"I've done a right thing. Well, the short and the long of it is, I'm determined to get Farren a place, and I reckon on you to give him one."
"This is cool, however!" exclaimed Mr. Yorke. "What right have you to reckon on me to provide for your dismissed workmen? What do I know about your Farrens and your Williams? I've heard he's an honest man, but am I to support all the honest men in Yorkshire? You may say that would be no great charge to undertake; but great or little, I'll none of it."
"Come, Mr. Yorke, what can you find for him to do?"
"I find! You'll make me use language I'm not accustomed to use. I wish you would go home. Here is the door; set off."
Moore sat down on one of the hall chairs.
"You can't give him work in your mill—good; but you have land. Find him some occupation on your land, Mr. Yorke."
"Bob, I thought you cared nothing about our lourdauds de paysans. I don't understand this change."
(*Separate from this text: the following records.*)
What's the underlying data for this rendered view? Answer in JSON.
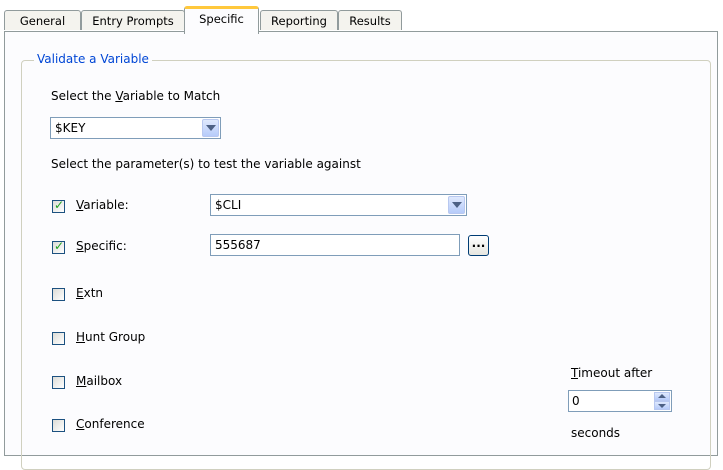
{
  "tabs": [
    {
      "label": "General"
    },
    {
      "label": "Entry Prompts"
    },
    {
      "label": "Specific"
    },
    {
      "label": "Reporting"
    },
    {
      "label": "Results"
    }
  ],
  "active_tab": "Specific",
  "group": {
    "title": "Validate a Variable",
    "select_var_label_pre": "Select the ",
    "select_var_label_u": "V",
    "select_var_label_post": "ariable to Match",
    "variable_combo_value": "$KEY",
    "param_label": "Select the parameter(s) to test the variable against"
  },
  "params": {
    "variable": {
      "checked": true,
      "label_u": "V",
      "label_rest": "ariable:",
      "value": "$CLI"
    },
    "specific": {
      "checked": true,
      "label_u": "S",
      "label_rest": "pecific:",
      "value": "555687"
    },
    "extn": {
      "checked": false,
      "label_u": "E",
      "label_rest": "xtn"
    },
    "hunt_group": {
      "checked": false,
      "label_u": "H",
      "label_rest": "unt Group"
    },
    "mailbox": {
      "checked": false,
      "label_u": "M",
      "label_rest": "ailbox"
    },
    "conference": {
      "checked": false,
      "label_u": "C",
      "label_rest": "onference"
    }
  },
  "timeout": {
    "label_u": "T",
    "label_rest": "imeout after",
    "value": "0",
    "unit": "seconds"
  },
  "ellipsis_label": "...",
  "check_mark": "✓"
}
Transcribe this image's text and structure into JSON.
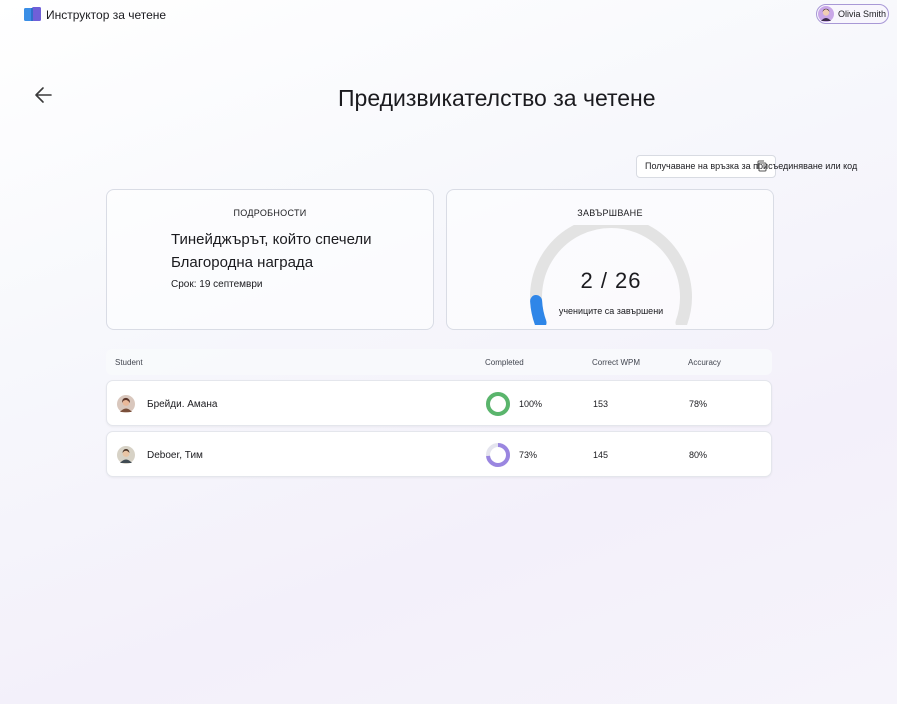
{
  "app": {
    "title": "Инструктор за четене",
    "icon": "book-icon"
  },
  "user": {
    "name": "Olivia Smith"
  },
  "page": {
    "title": "Предизвикателство за четене"
  },
  "actions": {
    "join_link": "Получаване на връзка за присъединяване или код",
    "copy_icon": "copy-icon"
  },
  "details": {
    "heading": "ПОДРОБНОСТИ",
    "story_title": "Тинейджърът, който спечели Благородна награда",
    "due": "Срок: 19 септември"
  },
  "completion": {
    "heading": "ЗАВЪРШВАНЕ",
    "completed": 2,
    "total": 26,
    "value_text": "2 / 26",
    "caption": "учениците са завършени",
    "accent": "#2f86e8",
    "track": "#e3e3e3"
  },
  "table": {
    "columns": [
      "Student",
      "Completed",
      "Correct WPM",
      "Accuracy"
    ],
    "rows": [
      {
        "name": "Брейди. Амана",
        "completed": "100%",
        "completed_fraction": 1.0,
        "ring_color": "#5ab56c",
        "wpm": "153",
        "accuracy": "78%"
      },
      {
        "name": "Deboer, Тим",
        "completed": "73%",
        "completed_fraction": 0.73,
        "ring_color": "#9a86e0",
        "wpm": "145",
        "accuracy": "80%"
      }
    ]
  }
}
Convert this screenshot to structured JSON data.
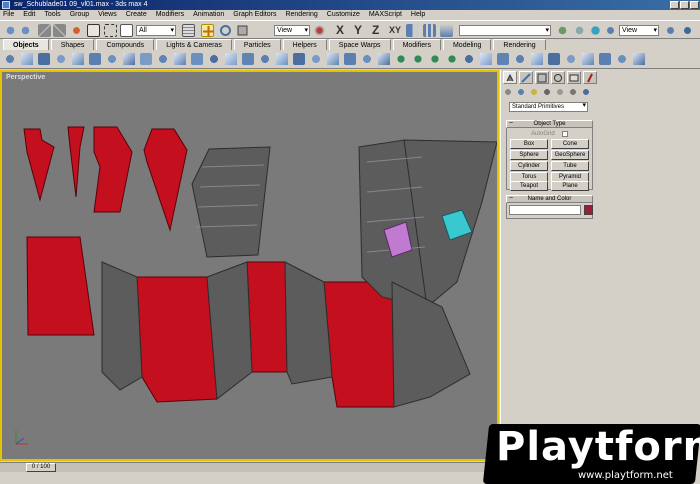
{
  "title_bar": {
    "title": "sw_Schublade01 09_vl01.max - 3ds max 4"
  },
  "menu": [
    "File",
    "Edit",
    "Tools",
    "Group",
    "Views",
    "Create",
    "Modifiers",
    "Animation",
    "Graph Editors",
    "Rendering",
    "Customize",
    "MAXScript",
    "Help"
  ],
  "toolbar": {
    "selection_filter": "All",
    "ref_coord": "View",
    "axis_letters": [
      "X",
      "Y",
      "Z",
      "XY"
    ],
    "named_selection": "",
    "render_view": "View"
  },
  "tabs": [
    "Objects",
    "Shapes",
    "Compounds",
    "Lights & Cameras",
    "Particles",
    "Helpers",
    "Space Warps",
    "Modifiers",
    "Modeling",
    "Rendering"
  ],
  "active_tab": "Objects",
  "viewport": {
    "label": "Perspective"
  },
  "time_slider": {
    "label": "0 / 100"
  },
  "command_panel": {
    "primitive_type": "Standard Primitives",
    "object_type": {
      "title": "Object Type",
      "autogrid_label": "AutoGrid",
      "buttons": [
        "Box",
        "Cone",
        "Sphere",
        "GeoSphere",
        "Cylinder",
        "Tube",
        "Torus",
        "Pyramid",
        "Teapot",
        "Plane"
      ]
    },
    "name_and_color": {
      "title": "Name and Color",
      "name_value": "",
      "color": "#a01a3a"
    }
  },
  "watermark": {
    "brand": "Playtform",
    "url": "www.playtform.net"
  },
  "colors": {
    "accent_red": "#c4101e",
    "viewport_bg": "#7a7a7a",
    "active_border": "#e5c300"
  }
}
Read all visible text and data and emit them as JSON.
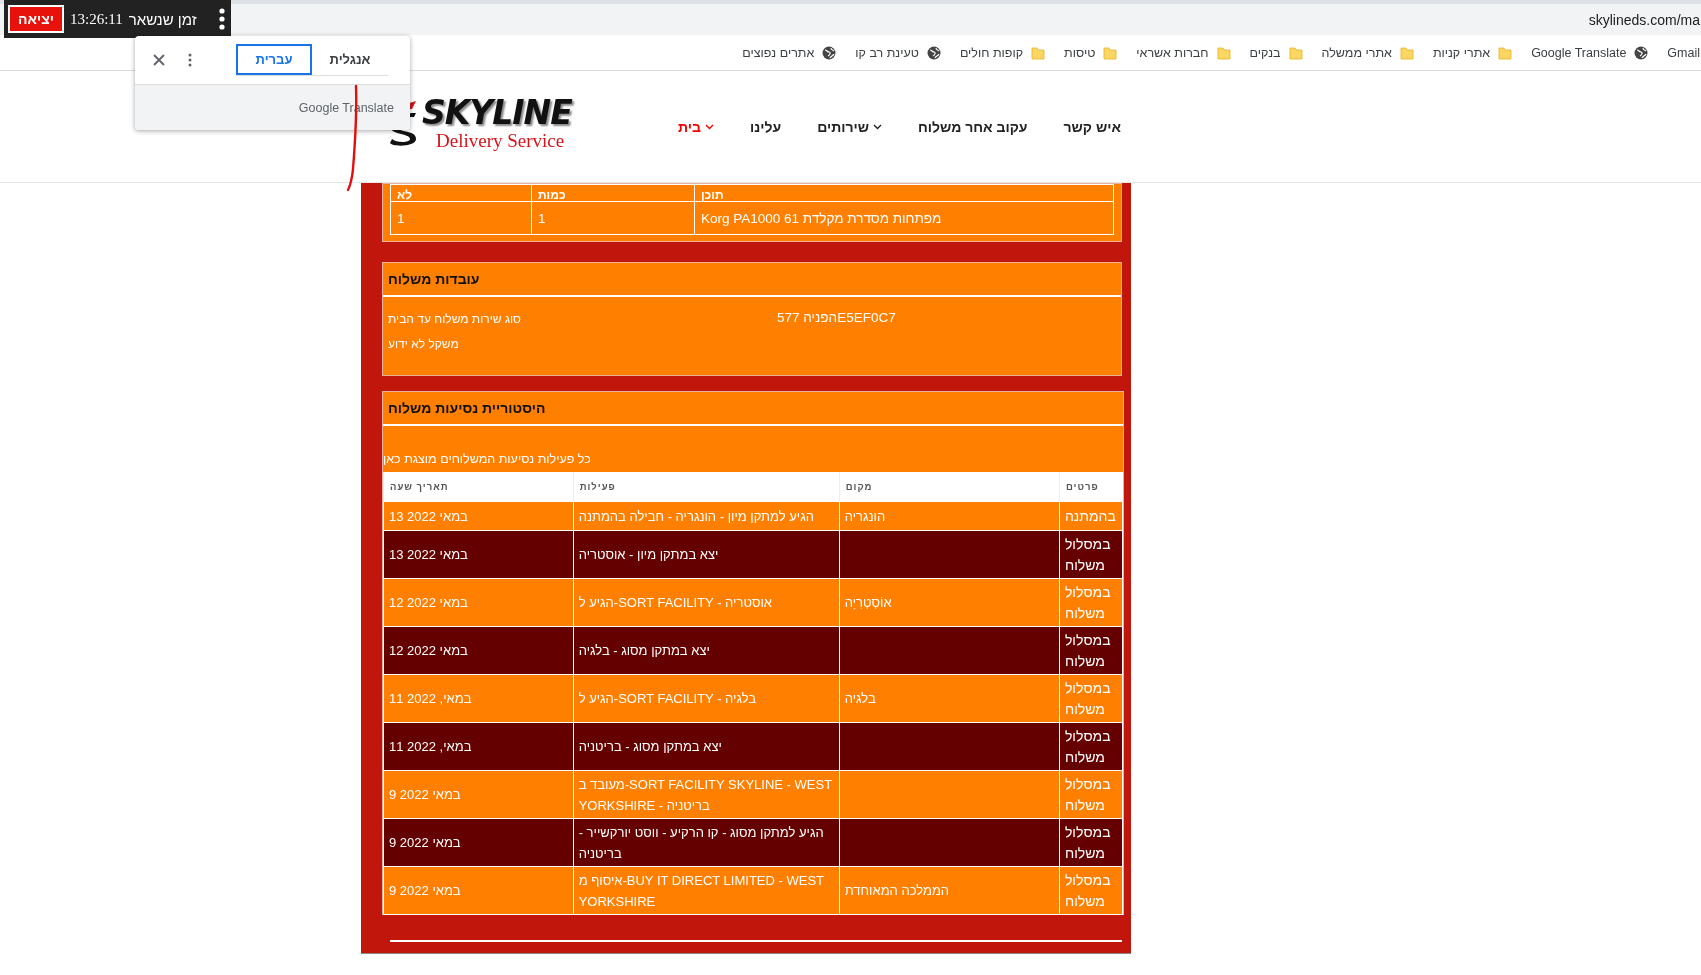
{
  "browser": {
    "address": "skylineds.com/ma",
    "bookmarks": [
      {
        "label": "Gmail"
      },
      {
        "label": "Google Translate",
        "kind": "globe"
      },
      {
        "label": "אתרי קניות",
        "kind": "folder"
      },
      {
        "label": "אתרי ממשלה",
        "kind": "folder"
      },
      {
        "label": "בנקים",
        "kind": "folder"
      },
      {
        "label": "חברות אשראי",
        "kind": "folder"
      },
      {
        "label": "טיסות",
        "kind": "folder"
      },
      {
        "label": "קופות חולים",
        "kind": "folder"
      },
      {
        "label": "טעינת רב קו",
        "kind": "globe"
      },
      {
        "label": "אתרים נפוצים",
        "kind": "globe"
      }
    ]
  },
  "timer_overlay": {
    "exit_button": "יציאה",
    "time": "13:26:11",
    "label": "זמן שנשאר"
  },
  "translate_popup": {
    "tabs": [
      {
        "label": "אנגלית",
        "selected": false
      },
      {
        "label": "עברית",
        "selected": true
      }
    ],
    "footer": "Google Translate"
  },
  "site": {
    "logo": {
      "name": "SKYLINE",
      "tagline": "Delivery Service"
    },
    "nav": [
      {
        "label": "איש קשר",
        "selected": false,
        "has_menu": false
      },
      {
        "label": "עקוב אחר משלוח",
        "selected": false,
        "has_menu": false
      },
      {
        "label": "שירותים",
        "selected": false,
        "has_menu": true
      },
      {
        "label": "עלינו",
        "selected": false,
        "has_menu": false
      },
      {
        "label": "בית",
        "selected": true,
        "has_menu": true
      }
    ]
  },
  "contents_table": {
    "columns": [
      "תוכן",
      "כמות",
      "לא"
    ],
    "rows": [
      [
        "Korg PA1000 61 מפתחות מסדרת מקלדת",
        "1",
        "1"
      ]
    ]
  },
  "shipment_facts": {
    "title": "עובדות משלוח",
    "reference": "הפניה 577E5EF0C7",
    "lines": [
      "סוג שירות משלוח עד הבית",
      "משקל לא ידוע"
    ]
  },
  "history": {
    "title": "היסטוריית נסיעות משלוח",
    "note": "כל פעילות נסיעות המשלוחים מוצגת כאן",
    "columns": [
      "פרטים",
      "מקום",
      "פעילות",
      "תאריך שעה"
    ],
    "rows": [
      [
        "בהמתנה",
        "הונגריה",
        "הגיע למתקן מיון - הונגריה - חבילה בהמתנה",
        "13 במאי 2022"
      ],
      [
        "במסלול משלוח",
        "",
        "יצא במתקן מיון - אוסטריה",
        "13 במאי 2022"
      ],
      [
        "במסלול משלוח",
        "אוֹסְטְרִיָה",
        "הגיע ל-SORT FACILITY - אוסטריה",
        "12 במאי 2022"
      ],
      [
        "במסלול משלוח",
        "",
        "יצא במתקן מסוג - בלגיה",
        "12 במאי 2022"
      ],
      [
        "במסלול משלוח",
        "בלגיה",
        "הגיע ל-SORT FACILITY - בלגיה",
        "11 במאי, 2022"
      ],
      [
        "במסלול משלוח",
        "",
        "יצא במתקן מסוג - בריטניה",
        "11 במאי, 2022"
      ],
      [
        "במסלול משלוח",
        "",
        "מעובד ב-SORT FACILITY SKYLINE - WEST YORKSHIRE - בריטניה",
        "9 במאי 2022"
      ],
      [
        "במסלול משלוח",
        "",
        "הגיע למתקן מסוג - קו הרקיע - ווסט יורקשייר - בריטניה",
        "9 במאי 2022"
      ],
      [
        "במסלול משלוח",
        "הממלכה המאוחדת",
        "איסוף מ-BUY IT DIRECT LIMITED - WEST YORKSHIRE",
        "9 במאי 2022"
      ]
    ]
  }
}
"I do. The fellow spoke to me nothing but truth and sense. I answered him just as roughly as I did the rest, who jabbered mere gibberish. I couldn't make distinctions there and then. His appearance told what he had gone through lately clearer than his words; but where is the use of explaining? Let him have work."
"Let him have it yourself. If you are so very much in earnest, strain a point."
"If there was a point left in my affairs to strain, I would strain it till it cracked again; but I received letters this morning which showed me pretty clearly where I stand, and it is not far off the end of the plank. My foreign market, at any rate, is gorged. If there is no change—if there dawns no prospect of peace—if the Orders in Council are not, at least, suspended, so as to open our way in the West—I do not know where I am to turn. I see no more light than if I were sealed in a rock, so that for me to pretend to offer a man a livelihood would be to do a dishonest thing."